I stood with my back to the sun and moved the box until the sun shone through the pinhole in the foil, casting a TINY image on the box bottom. There was a little dark dent in the sun! I spent the next couple of hours checking on the progress of the eclipse, chatting with Facebook friends about their viewing experiences, and sharing my cereal box with the paper carrier. He and I talked with our backs to the sun while the moon moved across the sun. We noticed the slight change in temperature as it grew noticeably darker in our Ohio location. A neighbor from two doors down walked over to give us a quick look through his eclipse glasses.

Later, I called my mom to see how her day was going and tell her about my fun. She had watched eclipse coverage on TV and was happy to see reports of large gatherings of people where “no one got shot.” I agreed. The eclipse brought people together to share wonder.

Tuesday, August 22 –  Instead of playing outside with neighbors and a cereal box, I needed to drive to Wheeling for medical tests. At 56, there are more and more potential health issues that need to be monitored. One cropped up in 2016 when I saw my doctor about some shoulder pain and had x-rays that revealed abnormalities in my lungs. Some physical therapy helped my shoulder, but now I’ve added a pulmonologist to my list of doctors.  I have no symptoms and last year’s blood work and scans did not bring an explanation, so I did follow up breathing tests on Tuesday.  That evening, my husband and I enjoyed our walk uphill through the neighborhood and witnessed a breathtaking sunset. It was every bit as awesome as Monday’s eclipse. Wonder!

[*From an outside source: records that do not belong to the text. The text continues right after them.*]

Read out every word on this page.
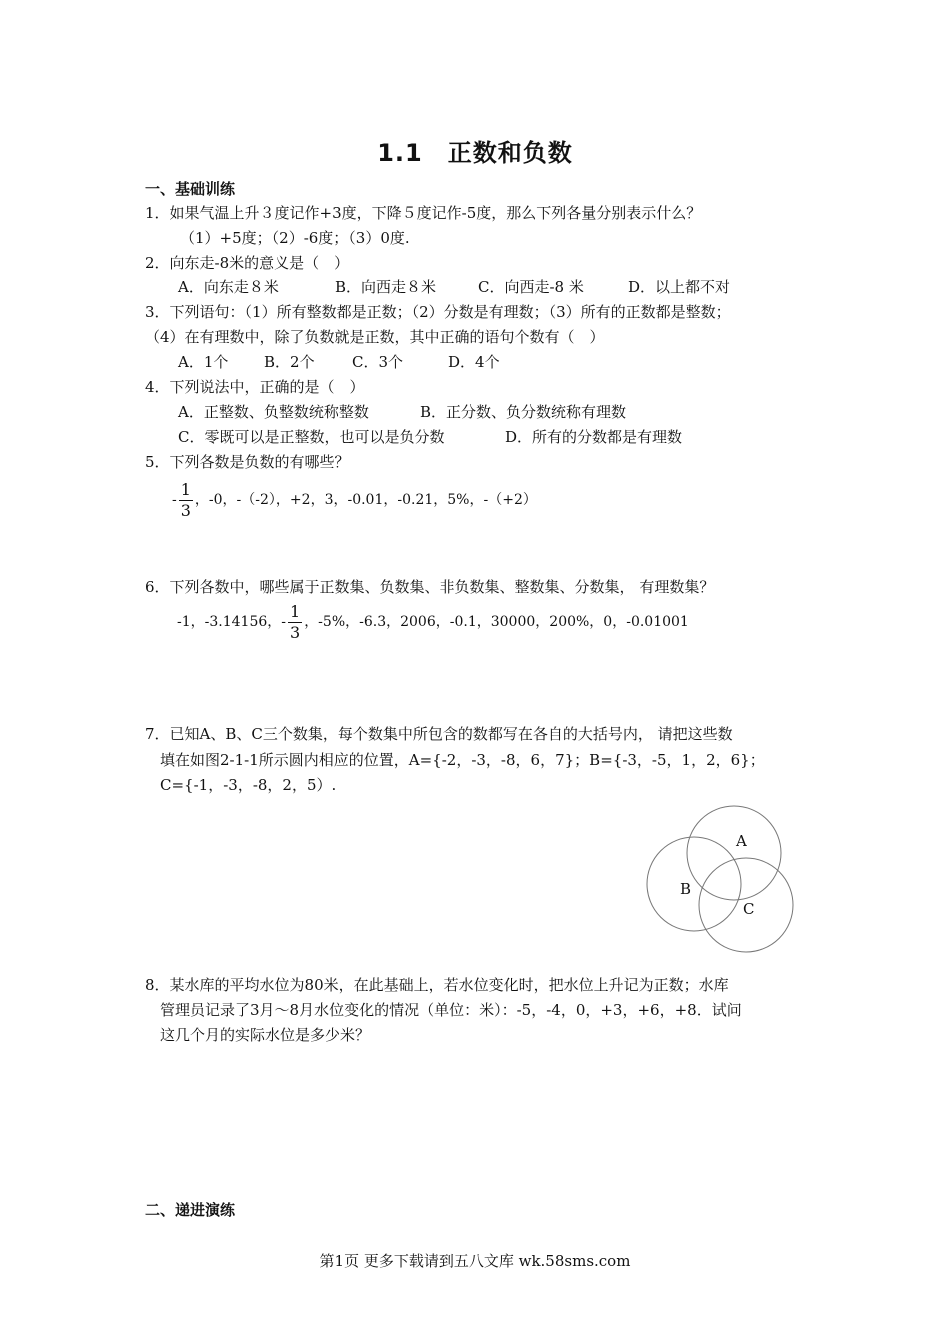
1.1　正数和负数
一、基础训练
1．如果气温上升３度记作+3度，下降５度记作-5度，那么下列各量分别表示什么？
（1）+5度；（2）-6度；（3）0度.
2．向东走-8米的意义是（　）
A．向东走８米	B．向西走８米	C．向西走-8 米	D．以上都不对
3．下列语句：（1）所有整数都是正数；（2）分数是有理数；（3）所有的正数都是整数；
（4）在有理数中，除了负数就是正数，其中正确的语句个数有（　）
A．1个 B．2个 C．3个	D．4个
4．下列说法中，正确的是（　）
A．正整数、负整数统称整数	B．正分数、负分数统称有理数
C．零既可以是正整数，也可以是负分数	D．所有的分数都是有理数
5．下列各数是负数的有哪些？
- $\frac{1}{3}$ ，-0，-（-2），+2，3，-0.01，-0.21，5%，-（+2）
6．下列各数中，哪些属于正数集、负数集、非负数集、整数集、分数集， 有理数集？
-1，-3.14156，- $\frac{1}{3}$ ，-5%，-6.3，2006，-0.1，30000，200%，0，-0.01001
7．已知A、B、C三个数集，每个数集中所包含的数都写在各自的大括号内， 请把这些数
填在如图2-1-1所示圆内相应的位置，A={-2，-3，-8，6，7}；B={-3，-5，1，2，6}；
C={-1，-3，-8，2，5）.
A
B
C
8．某水库的平均水位为80米，在此基础上，若水位变化时，把水位上升记为正数；水库
管理员记录了3月～8月水位变化的情况（单位：米）：-5，-4，0，+3，+6，+8．试问
这几个月的实际水位是多少米？
二、递进演练
第1页 更多下载请到五八文库 wk.58sms.com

Wednesday, August 23 – In the morning, I continued to pray for a nephew in his 30s who had open heart surgery on Monday. In the afternoon, I gathered materials and made photocopies in preparation for the Understanding the Bible class that will begin on September 6. Summer is slipping away.

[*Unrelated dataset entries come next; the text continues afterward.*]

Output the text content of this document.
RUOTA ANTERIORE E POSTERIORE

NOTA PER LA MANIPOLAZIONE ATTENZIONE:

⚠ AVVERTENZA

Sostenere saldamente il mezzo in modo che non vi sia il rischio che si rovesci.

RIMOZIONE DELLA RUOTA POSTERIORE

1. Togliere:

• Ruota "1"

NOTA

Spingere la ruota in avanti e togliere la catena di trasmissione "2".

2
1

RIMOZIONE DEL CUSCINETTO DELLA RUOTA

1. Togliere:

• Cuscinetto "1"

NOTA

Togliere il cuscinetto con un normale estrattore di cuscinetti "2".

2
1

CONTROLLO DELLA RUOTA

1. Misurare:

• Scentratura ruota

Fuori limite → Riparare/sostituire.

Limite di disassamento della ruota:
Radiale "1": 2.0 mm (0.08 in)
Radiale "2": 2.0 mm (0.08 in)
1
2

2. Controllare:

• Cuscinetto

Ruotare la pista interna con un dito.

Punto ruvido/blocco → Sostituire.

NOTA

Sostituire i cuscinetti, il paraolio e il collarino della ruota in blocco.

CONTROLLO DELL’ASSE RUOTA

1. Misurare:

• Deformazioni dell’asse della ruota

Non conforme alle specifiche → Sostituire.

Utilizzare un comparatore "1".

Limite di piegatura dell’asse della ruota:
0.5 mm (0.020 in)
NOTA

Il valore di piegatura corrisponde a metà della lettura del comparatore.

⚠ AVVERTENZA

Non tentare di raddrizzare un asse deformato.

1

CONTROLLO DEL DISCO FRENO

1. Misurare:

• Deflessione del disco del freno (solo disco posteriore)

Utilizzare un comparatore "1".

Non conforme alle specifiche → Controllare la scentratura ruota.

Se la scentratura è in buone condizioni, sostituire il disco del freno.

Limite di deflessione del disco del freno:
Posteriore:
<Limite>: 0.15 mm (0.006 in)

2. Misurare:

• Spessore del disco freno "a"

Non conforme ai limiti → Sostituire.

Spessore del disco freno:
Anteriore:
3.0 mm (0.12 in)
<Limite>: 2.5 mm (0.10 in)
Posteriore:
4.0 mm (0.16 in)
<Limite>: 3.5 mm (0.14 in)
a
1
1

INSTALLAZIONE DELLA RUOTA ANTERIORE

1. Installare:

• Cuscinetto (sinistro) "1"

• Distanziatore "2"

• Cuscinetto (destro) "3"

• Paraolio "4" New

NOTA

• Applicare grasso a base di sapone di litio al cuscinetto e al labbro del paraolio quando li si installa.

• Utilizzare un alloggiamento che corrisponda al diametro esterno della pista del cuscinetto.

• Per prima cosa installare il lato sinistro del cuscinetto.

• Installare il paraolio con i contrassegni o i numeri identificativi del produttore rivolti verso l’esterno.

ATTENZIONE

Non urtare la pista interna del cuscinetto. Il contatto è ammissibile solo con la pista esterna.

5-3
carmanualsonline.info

Thursday, August 24 – Our summer project of redoing a bathroom got to the point where we needed our plumber to hook up water to the new toilet and faucet. That happened on Thursday morning. After lunch, I drove a few blocks to our Council of Churches Food Pantry to work with others from our church. Twenty-five people came through to pick up food for their families. I am usually assigned to working behind the counter, selecting and bagging frozen meat for the clients. This week I had the opportunity to interact with each one as he or she chose several bread items. Seeing some of their physical problems and hearing of a few of their hardships was heartbreaking. Life is hard. I hope each one was half as blessed by the food as I was by the giving of it.

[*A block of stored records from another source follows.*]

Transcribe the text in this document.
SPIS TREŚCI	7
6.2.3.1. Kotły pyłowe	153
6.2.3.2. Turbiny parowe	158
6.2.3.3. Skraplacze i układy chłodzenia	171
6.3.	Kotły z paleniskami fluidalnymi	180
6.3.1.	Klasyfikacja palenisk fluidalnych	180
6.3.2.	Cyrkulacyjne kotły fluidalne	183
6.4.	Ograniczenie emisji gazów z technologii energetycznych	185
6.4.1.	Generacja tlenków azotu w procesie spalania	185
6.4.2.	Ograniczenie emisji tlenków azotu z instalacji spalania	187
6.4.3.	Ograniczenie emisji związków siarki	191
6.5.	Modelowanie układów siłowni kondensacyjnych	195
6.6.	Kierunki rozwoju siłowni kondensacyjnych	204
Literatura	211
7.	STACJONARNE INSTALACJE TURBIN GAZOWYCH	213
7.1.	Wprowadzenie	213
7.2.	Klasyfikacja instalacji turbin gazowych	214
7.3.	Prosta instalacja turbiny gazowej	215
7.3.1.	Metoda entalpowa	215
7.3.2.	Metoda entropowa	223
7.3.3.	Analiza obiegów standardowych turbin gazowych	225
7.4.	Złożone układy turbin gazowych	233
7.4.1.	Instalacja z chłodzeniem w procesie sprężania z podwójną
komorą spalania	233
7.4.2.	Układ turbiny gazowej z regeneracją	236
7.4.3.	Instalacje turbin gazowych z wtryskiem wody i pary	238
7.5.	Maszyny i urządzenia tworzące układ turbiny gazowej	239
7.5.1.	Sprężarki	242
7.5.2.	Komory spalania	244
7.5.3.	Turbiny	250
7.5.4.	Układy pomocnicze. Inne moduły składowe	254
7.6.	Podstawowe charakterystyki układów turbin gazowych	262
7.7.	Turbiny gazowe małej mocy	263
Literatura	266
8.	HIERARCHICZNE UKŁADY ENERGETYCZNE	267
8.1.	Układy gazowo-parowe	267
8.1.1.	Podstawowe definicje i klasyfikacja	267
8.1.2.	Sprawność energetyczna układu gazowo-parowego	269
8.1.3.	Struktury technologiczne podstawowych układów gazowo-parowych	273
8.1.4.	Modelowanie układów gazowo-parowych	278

Friday, August 25 – I spent the beautiful day getting a haircut, having lunch out, and hitting some clearance sales at our mall, while being aware of the growing concern that Hurricane Harvey could devastate eastern Texas. Harvey made landfall as a category 4 hurricane at 10 p.m. central. That began a trial for many people that continues as I type this on Monday afternoon. Another nephew and his family are waiting at this moment to be rescued by a boat. Many prayers being said.

Saturday, August 26 – My husband and I spent the afternoon installing a lighted medicine cabinet, two shelves, two towel holders and our toilet paper holder. The bathroom project is nearly complete!

After dinner, as Dave was mowing the lawn, I started thinking and praying about this week’s blog topic. The eclipse had overshadowed some of the tragedies and crimes that come so often we can’t keep track of them.  But the Charlottesville showdown between white nationalists and counter protesters  of August 12 has remained in the news and on my mind. I wondered whether I could collect my thoughts about the controversy surrounding Civil War monuments and the current focus on racism in America. What resulted was a sheet of paper filled with over a dozen questions. A lot is being said. For now, I’ll do some listening and reading, keep praying and pondering, and strive to love my neighbor as myself. Today that includes making an on-line donation to the American Red Cross on behalf of the people of Texas.

The LORD will watch over your coming and going both now and forevermore.